Message deleted by MNHQ. Here's a link to our Talk Guidelines.

Estellanpip · 11/01/2018 15:06

You're damn right her boyfriend had drunken sex with her, sex she didn't consent to, twice over because of the lack of condom, and then again!
What part are you unclear about?!

Lizzie48 · 11/01/2018 15:11

He started to have sex with her when she was asleep, that isn't consenting! She got the condom out because she wanted to make sure she didn't get pregnant. She then said 'please don't' and he ignored her and pushed on with sex without a condom.

Sex without consent is called rape.

Lizzie48 · 11/01/2018 15:18

Are you the friend's mother, xCaro?

yogaginrepeat · 17/01/2018 11:04

How are you doing Jacqui?

Slanetylor · 18/01/2018 22:40

I'm hoping too that you're doing OK. You've a lot to deal with. Do take care of yourself no matter where the last week has taken you.

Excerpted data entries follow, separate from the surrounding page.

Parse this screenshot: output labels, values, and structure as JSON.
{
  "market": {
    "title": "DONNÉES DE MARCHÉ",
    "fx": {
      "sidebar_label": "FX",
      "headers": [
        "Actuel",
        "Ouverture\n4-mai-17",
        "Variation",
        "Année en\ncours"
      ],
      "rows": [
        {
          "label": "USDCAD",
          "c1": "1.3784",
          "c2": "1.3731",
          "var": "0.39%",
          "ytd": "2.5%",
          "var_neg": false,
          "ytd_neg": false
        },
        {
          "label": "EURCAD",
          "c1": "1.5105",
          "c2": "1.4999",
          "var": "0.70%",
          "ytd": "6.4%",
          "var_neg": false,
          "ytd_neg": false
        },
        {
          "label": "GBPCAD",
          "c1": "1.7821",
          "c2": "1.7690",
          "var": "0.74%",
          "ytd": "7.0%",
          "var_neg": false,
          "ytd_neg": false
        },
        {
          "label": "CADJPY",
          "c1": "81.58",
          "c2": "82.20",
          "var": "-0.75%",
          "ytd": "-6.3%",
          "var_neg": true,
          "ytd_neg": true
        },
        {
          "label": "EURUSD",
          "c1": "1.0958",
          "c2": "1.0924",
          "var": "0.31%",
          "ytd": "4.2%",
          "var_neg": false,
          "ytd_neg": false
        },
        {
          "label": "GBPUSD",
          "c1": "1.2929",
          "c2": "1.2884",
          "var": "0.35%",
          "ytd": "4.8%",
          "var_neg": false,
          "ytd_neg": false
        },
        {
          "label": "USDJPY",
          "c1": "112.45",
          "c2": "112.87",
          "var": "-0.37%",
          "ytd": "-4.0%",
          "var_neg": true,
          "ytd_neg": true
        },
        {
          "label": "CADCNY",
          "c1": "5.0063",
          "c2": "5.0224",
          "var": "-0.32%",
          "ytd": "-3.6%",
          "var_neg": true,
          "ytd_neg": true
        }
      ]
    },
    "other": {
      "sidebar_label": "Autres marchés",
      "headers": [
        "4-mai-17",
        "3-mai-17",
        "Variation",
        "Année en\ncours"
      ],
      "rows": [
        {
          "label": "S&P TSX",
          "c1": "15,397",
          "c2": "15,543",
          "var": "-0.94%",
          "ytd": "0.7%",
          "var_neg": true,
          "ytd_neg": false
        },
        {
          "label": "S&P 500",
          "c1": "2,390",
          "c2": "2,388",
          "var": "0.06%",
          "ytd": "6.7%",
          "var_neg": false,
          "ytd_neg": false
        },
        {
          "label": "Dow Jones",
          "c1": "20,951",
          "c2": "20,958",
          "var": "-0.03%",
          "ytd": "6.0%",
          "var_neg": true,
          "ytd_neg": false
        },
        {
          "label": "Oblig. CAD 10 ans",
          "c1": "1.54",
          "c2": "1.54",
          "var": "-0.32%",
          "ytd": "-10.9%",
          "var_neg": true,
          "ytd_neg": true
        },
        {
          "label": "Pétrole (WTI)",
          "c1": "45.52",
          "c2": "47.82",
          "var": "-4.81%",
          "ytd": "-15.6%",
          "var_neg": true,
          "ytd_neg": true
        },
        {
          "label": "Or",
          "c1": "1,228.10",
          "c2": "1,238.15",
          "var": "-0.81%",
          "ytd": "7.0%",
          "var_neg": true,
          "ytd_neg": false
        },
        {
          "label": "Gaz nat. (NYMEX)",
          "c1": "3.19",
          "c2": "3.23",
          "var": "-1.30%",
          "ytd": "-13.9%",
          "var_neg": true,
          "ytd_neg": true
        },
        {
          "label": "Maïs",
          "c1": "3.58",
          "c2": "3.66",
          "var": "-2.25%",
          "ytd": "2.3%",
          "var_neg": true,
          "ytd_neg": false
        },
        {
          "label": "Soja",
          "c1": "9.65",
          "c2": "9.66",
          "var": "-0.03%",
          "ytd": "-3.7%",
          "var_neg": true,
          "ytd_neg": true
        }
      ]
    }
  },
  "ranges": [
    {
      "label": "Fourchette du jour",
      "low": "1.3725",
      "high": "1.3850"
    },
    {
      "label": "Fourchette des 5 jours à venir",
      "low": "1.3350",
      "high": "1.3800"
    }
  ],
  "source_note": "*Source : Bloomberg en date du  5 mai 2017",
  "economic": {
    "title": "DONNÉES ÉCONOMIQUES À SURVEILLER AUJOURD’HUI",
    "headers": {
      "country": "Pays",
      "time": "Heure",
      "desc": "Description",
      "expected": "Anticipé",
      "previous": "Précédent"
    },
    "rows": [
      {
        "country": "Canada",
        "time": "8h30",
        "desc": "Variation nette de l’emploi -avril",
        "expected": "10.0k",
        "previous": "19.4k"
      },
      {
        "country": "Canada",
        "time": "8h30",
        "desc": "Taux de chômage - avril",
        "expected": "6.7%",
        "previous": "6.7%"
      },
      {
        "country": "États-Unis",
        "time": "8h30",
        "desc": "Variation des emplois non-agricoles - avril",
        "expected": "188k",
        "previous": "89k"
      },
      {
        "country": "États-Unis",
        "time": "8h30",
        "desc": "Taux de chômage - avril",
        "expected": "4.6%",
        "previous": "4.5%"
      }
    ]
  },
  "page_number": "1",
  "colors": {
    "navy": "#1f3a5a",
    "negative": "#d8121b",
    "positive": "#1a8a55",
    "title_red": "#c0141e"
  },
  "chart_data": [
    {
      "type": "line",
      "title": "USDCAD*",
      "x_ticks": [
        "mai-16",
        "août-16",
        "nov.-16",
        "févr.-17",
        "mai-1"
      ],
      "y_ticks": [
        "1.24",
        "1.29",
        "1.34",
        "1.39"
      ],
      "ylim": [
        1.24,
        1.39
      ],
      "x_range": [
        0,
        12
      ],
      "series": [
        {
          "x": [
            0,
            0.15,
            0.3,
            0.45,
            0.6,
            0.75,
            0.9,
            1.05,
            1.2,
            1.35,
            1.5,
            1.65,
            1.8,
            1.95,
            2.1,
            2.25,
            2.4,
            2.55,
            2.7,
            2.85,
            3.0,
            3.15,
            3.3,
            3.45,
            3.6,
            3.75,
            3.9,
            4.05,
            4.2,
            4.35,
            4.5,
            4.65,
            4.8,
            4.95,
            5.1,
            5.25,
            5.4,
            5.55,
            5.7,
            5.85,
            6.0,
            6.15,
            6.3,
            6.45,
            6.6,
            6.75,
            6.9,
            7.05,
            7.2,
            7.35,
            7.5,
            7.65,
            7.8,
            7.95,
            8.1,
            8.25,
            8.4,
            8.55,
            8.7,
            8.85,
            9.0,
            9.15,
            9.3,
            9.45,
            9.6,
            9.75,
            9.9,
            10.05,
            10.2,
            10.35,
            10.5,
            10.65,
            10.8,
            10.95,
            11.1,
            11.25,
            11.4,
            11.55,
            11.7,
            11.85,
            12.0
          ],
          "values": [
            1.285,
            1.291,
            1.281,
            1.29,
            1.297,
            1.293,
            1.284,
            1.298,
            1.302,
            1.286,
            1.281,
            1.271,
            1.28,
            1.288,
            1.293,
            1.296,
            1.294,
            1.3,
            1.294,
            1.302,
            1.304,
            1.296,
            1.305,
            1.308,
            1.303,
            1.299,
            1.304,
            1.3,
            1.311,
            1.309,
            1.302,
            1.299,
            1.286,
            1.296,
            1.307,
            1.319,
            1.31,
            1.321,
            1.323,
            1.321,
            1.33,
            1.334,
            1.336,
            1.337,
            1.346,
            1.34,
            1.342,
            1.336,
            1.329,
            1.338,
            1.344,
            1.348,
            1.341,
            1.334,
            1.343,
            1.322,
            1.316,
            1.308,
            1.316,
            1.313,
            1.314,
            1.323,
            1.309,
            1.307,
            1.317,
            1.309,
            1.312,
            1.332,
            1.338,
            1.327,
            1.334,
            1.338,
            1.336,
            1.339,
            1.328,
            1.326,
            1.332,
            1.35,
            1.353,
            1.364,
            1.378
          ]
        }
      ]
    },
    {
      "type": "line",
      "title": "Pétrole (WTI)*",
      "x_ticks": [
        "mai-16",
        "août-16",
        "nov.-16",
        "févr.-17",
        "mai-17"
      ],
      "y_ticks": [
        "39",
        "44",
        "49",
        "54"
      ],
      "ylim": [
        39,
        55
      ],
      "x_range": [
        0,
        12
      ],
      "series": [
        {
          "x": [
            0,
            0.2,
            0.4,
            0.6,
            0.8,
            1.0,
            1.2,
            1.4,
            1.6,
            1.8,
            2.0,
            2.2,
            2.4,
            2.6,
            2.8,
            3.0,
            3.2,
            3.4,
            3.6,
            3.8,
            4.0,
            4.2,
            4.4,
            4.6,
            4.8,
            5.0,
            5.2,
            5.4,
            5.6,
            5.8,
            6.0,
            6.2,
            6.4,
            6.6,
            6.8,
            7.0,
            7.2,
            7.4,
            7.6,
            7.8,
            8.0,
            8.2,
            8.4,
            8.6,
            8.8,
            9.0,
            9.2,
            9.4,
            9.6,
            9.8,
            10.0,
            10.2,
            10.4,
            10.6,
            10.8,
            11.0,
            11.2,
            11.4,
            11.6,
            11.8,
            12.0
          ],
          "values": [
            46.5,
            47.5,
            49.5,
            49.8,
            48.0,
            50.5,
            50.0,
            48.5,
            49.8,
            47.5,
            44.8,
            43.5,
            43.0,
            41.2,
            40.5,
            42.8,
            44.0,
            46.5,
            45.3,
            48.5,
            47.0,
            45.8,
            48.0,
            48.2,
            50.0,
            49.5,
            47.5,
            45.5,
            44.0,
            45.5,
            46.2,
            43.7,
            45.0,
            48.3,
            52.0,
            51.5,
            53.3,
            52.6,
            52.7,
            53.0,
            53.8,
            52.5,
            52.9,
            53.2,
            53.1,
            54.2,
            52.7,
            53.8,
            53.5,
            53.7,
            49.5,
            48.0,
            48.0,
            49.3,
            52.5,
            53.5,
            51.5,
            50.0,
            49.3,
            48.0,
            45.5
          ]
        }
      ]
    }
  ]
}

DiscotequeJuliet · 21/01/2018 22:56

Hope you're doing ok xx

Ajaysmith · 01/02/2018 18:36

This reply has been deleted

Message withdrawn at poster's request.

NameWithChange · 01/02/2018 21:51

How are you Hun?

DotCottonDotcom · 01/02/2018 21:52

Been thinking of you too OP

Jaquithefirst · 01/02/2018 22:05

Hi all, thanks for thinking off me. I've been meaning to post an update. It's going pretty well. I went through a bit of low period for a couple of weeks. Just depressed really but I'm much better now. I have stuck with the counseling and it has helped a lot. Friends mum is still being an arse but it's just trivial silly stuff now.
Right now I'm just focusing on getting my full time hours next month which will hopefully lead to moving out. I really believe that without the support of people on this thread I would still be back with him. I didn't have the confidence and self respect myself so I borrowed yours.